La sociologie est un sport de combat et le journalisme un club de supporters....

Ne craignez donc pas d'avoir des parents pauvres qui risquent de ne pas pouvoir assurer les frais de scolarité de l'école, mais craignez infiniment la violence symbolique qui s'exercera sur vous en raison de cette origine qu'on ne manquera jamais de vous rappeler de la manière la plus cruelle à la moindre survivance langagière ou comportementale... Craignez de devoir trahir pour réussir à travailler correctement... Craignez de devoir supporter avec zèle des équipes étrangères et honnies.... avec d’autant plus de zèle obligatoire et d’absence de recul et de réflexion que vous en serez éloignés par la naissance.


PS/ Ainsi cette opération n’est qu’une opération de com’ de plus matraquée à grand bruit, censée calmer les esprits face aux discriminations de plus en plus criantes que subissent les enfants des classes populaires dans l’accès à l’emploi, en particulier dans le journalisme et la production du discours en général. Il ne s’agit que de trouver quelques variables d’ajustement pour rééquilibrer et assurer la pérennité du système de reproduction et de domination. Participer à cette entreprise d’enfumage c’est déjà en soi se trahir et trahir les siens. Faire croire que cette campagne changera quoi que ce soit dans les rapports de force est de la pure démagogie. Ceux qui seront recrutés via cette opération ne seront que les exceptions nécessaires pour confirmer la règle et continuer d’entretenir l’espoir et l’illusion d’un progrès social, d’une société de plus en plus juste, alors qu’elle n’a jamais été aussi inégalitaire et que les mailles du filets n’ont jamais été aussi serrées. Et le pire dans tout ça, c’est que parmi ces organisateurs, certains sont sincèrement persuadés de faire « une bonne action »…

Re: Avis aux boursiers : la Chance aux concours de retour !

Publié : 04 nov. 2010, 02:01
par La bombe du cavalier
Avant de vous lancer dans la « carrière » journalistique, faites votre propre enquête, essayez d’avoir un peu de recul par rapport aux forces qui sous-tendent le champ.
Vous verrez que l’absence de recul est souvent récompensée et la naissance toujours primée.
Vous verrez que les capacités de réflexion, de contact avec le monde réel, la volonté de relater objectivement ce monde réel, le talent d’écriture – toutes ces raisons pour lesquelles vous désirez faire ce métier – ne sont la plupart du temps que des handicaps…

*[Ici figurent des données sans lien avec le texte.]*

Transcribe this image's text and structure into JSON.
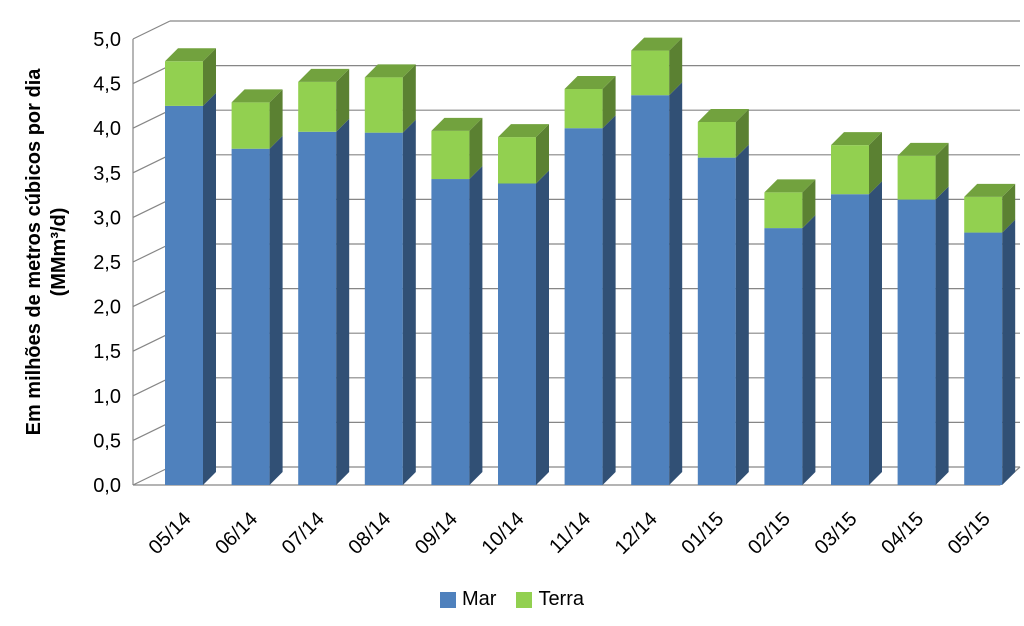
{
  "chart_data": {
    "type": "bar",
    "stacked": true,
    "three_d": true,
    "categories": [
      "05/14",
      "06/14",
      "07/14",
      "08/14",
      "09/14",
      "10/14",
      "11/14",
      "12/14",
      "01/15",
      "02/15",
      "03/15",
      "04/15",
      "05/15"
    ],
    "series": [
      {
        "name": "Mar",
        "color": "#4F81BD",
        "values": [
          4.25,
          3.77,
          3.96,
          3.95,
          3.43,
          3.38,
          4.0,
          4.37,
          3.67,
          2.88,
          3.26,
          3.2,
          2.83
        ]
      },
      {
        "name": "Terra",
        "color": "#92D050",
        "values": [
          0.5,
          0.52,
          0.56,
          0.62,
          0.54,
          0.52,
          0.44,
          0.5,
          0.4,
          0.4,
          0.55,
          0.49,
          0.4
        ]
      }
    ],
    "ylabel": "Em milhões de metros cúbicos por dia (MMm³/d)",
    "ylabel_lines": [
      "Em milhões de metros cúbicos por dia",
      "(MMm³/d)"
    ],
    "ylim": [
      0,
      5
    ],
    "y_ticks": [
      "0,0",
      "0,5",
      "1,0",
      "1,5",
      "2,0",
      "2,5",
      "3,0",
      "3,5",
      "4,0",
      "4,5",
      "5,0"
    ],
    "grid": true,
    "legend_position": "bottom"
  }
}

Alors, oui, sans doute, nous sommes entrés dans la « société de l’information et de la communication » et il y a des places à prendre… Mais la plupart des jobs qui y sont réservés aux enfants des classes populaires sont pires que l’usine d’autrefois. Je peux le dire tranquillement puisque j’ai fait les deux dans ma vie… Le journalisme est doublement traumatisant en cela qu’en plus de la pression terrible, il met à mal votre idéal et le réduit à néant au quotidien. Et c’est également en toute sérénité que je vous dis qu’un ouvrier d’usine trouve plus de matière à être fier de son travail que la plupart des journalistes lucides.

Dans un métier qui ne marche que par le « réseau », comment croyez-vous pouvoir lutter, vous qui venez de votre banlieue ou de votre lycée de campagne, avec les enfants des centres-villes ? Savez-vous que l’oligarchie présente et future se recrute dans trente maternelles dans tout le pays ?

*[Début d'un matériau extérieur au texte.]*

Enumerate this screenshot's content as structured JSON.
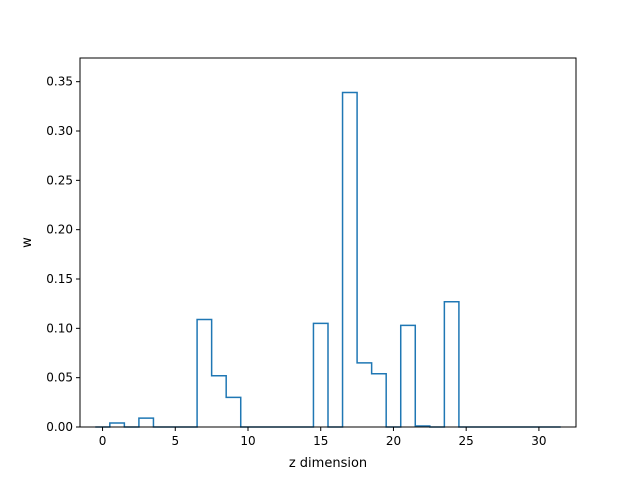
{
  "chart_data": {
    "type": "histogram-step",
    "xlabel": "z dimension",
    "ylabel": "w",
    "xlim": [
      -1.55,
      32.55
    ],
    "ylim": [
      0,
      0.374
    ],
    "x_ticks": [
      0,
      5,
      10,
      15,
      20,
      25,
      30
    ],
    "x_tick_labels": [
      "0",
      "5",
      "10",
      "15",
      "20",
      "25",
      "30"
    ],
    "y_ticks": [
      0.0,
      0.05,
      0.1,
      0.15,
      0.2,
      0.25,
      0.3,
      0.35
    ],
    "y_tick_labels": [
      "0.00",
      "0.05",
      "0.10",
      "0.15",
      "0.20",
      "0.25",
      "0.30",
      "0.35"
    ],
    "bin_edges": [
      -0.5,
      0.5,
      1.5,
      2.5,
      3.5,
      4.5,
      5.5,
      6.5,
      7.5,
      8.5,
      9.5,
      10.5,
      11.5,
      12.5,
      13.5,
      14.5,
      15.5,
      16.5,
      17.5,
      18.5,
      19.5,
      20.5,
      21.5,
      22.5,
      23.5,
      24.5,
      25.5,
      26.5,
      27.5,
      28.5,
      29.5,
      30.5,
      31.5
    ],
    "values": [
      0.0,
      0.004,
      0.0,
      0.009,
      0.0,
      0.0,
      0.0,
      0.109,
      0.052,
      0.03,
      0.0,
      0.0,
      0.0,
      0.0,
      0.0,
      0.105,
      0.0,
      0.339,
      0.065,
      0.054,
      0.0,
      0.103,
      0.001,
      0.0,
      0.127,
      0.0,
      0.0,
      0.0,
      0.0,
      0.0,
      0.0,
      0.0
    ],
    "grid": false,
    "legend": "none",
    "line_color": "#1f77b4"
  }
}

Si vous êtes vraiment très doués et persévérants, vous l’aurez, votre carte de presse, au bout de quelques années… mais à quel prix ? Dans quelles conditions de travail ? Pour dire ou écrire quoi ?

Re: Avis aux boursiers : la Chance aux concours de retour !

Publié : 10 nov. 2010, 14:49
par mariée
ce mail est un attrape nigaud car il n'est pas spécifié que tu ne dois pas avoir + de 3 ans d'études post bac sinon on te remercie boursière ou pas en te disant qu'avec 3 ans d'études post bac tu n'as pas besoin d'une prépa , faux cul sachant que les étudiants qui se présentent au concours ont au moins une licence voire plus!

Re: Avis aux boursiers : la Chance aux concours de retour !

Publié : 10 nov. 2010, 14:51
par mariée
faux cul o m m'a refusée car j'avais 3 ans d'études post bac et qu' avec celà "je n'avais pas droit à la prépa!!"